North Dakota’s allegations of statutory violations include arguments that the Mineral Leasing Act, a 1920s era law, requires Interior to lease eligible public lands each quarter. The state claims that interested lessees told BLM they wanted to lease about 811 tracts during the March auction and that 245 of those are already prepared for a lease sale and that several other expressions of interest in leasing have been received by the agency ahead of the planned June lease sale. 

One of the MLA allegations involves a breach of contract component. The U.S. government, the complaint says, has effectively interfered with agreements executed by lessees and North Dakota. Those communitization accords allow BLM to approve oil and gas operators’ compliance with state regulations. The pause “not only removes [federal mineral] interests from the market, it also effectively freezes the development of communities (and typically larger) [s]tate and private mineral interests because BLM cannot grant permits to wells that develop those [s]tate and private interests,” the complaint says. As a result, BLM is “unlawfully extending [its] limited jurisdiction” under federal public land law “by blocking the exploration and production of oil and gas from [s]tate and private mineral interests.”

The state also asserts that leases contemplated by Resource Management Plans, a tool used by the BLM to manage U.S. public lands under its control, must go forward unless the RMP is modified. “There is nothing in [FLPMA] that would permit [f]ederal [d]efendants to change their land management practices at the beginning of this administrative process rather than following its completion,” Stenehjem argued. “Until amended through a formal planning process, the Resource Management Plan is binding on the BLM.” 

Yet another claim included in the litigation is that the Interior violated NEPA by refusing to prepare an environmental impact statement that evaluates consequences of the pause, including “increased reliance on foreign energy sources, a shift in new production to regions with fewer environmental and workplace safety regulations, and increased oil tanker traffic.” The lawsuit also claims that Interior and BLM did not follow procedures for rulemaking, including providing a detailed explanation of the reasons for imposing a moratorium on further public land fossil fuel leases. 

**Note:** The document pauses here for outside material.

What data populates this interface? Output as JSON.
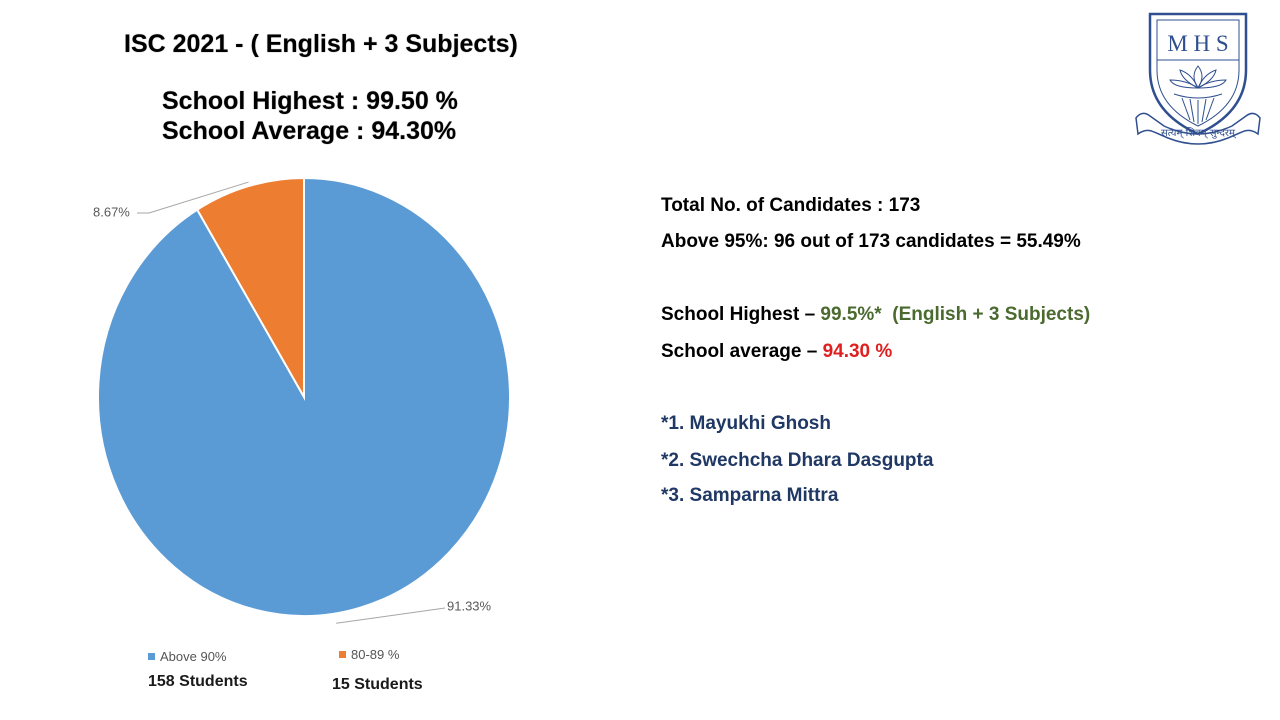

Similar claims were included in GOP-led state lawsuits pending in federal courts in Louisiana and Wyoming. While no court has decided them on their merits, a federal judge in Monroe, La. enjoyed the Biden administration pause on June 15.

Little of North Dakota is off limits to oil and gas exploration. “There isn’t anywhere they can’t lease oil in North Dakota, except for a very few small places,” said Todd Leake, a soybean and wheat farmer who is chairman of the Sierra Club’s Dacotah Chapter. He estimated that 97% of the public lands in the state that are oil bearing are under lease to drillers and described the encroachment of oil rigs near Theodore Roosevelt National Park as a “siege.” Aside from that preserve, Leake said, “the only other place free of oil and gas infrastructure is [public lands] managed as wilderness,” including the Dakota Prairie Grasslands.

Leake explained that the boom contributed significantly to air and water pollution, harming prairie wildlife by destroying habitat. Rocky Mountain elk, which wander outside of Theodore Roosevelt National Park, no longer have adequate range. “As soon as they’re out of the park, there’s oil activity,” he said. “The badlands bighorn sheep are also being kind of restricted.” There is also, Leake said, commonly occurring spills of fracking fluids and oil. “For every one you’ve heard of, there’s a hundred more,” Leake said. “That’s anecdotal, but it came from a former employee of the oil industry out here.”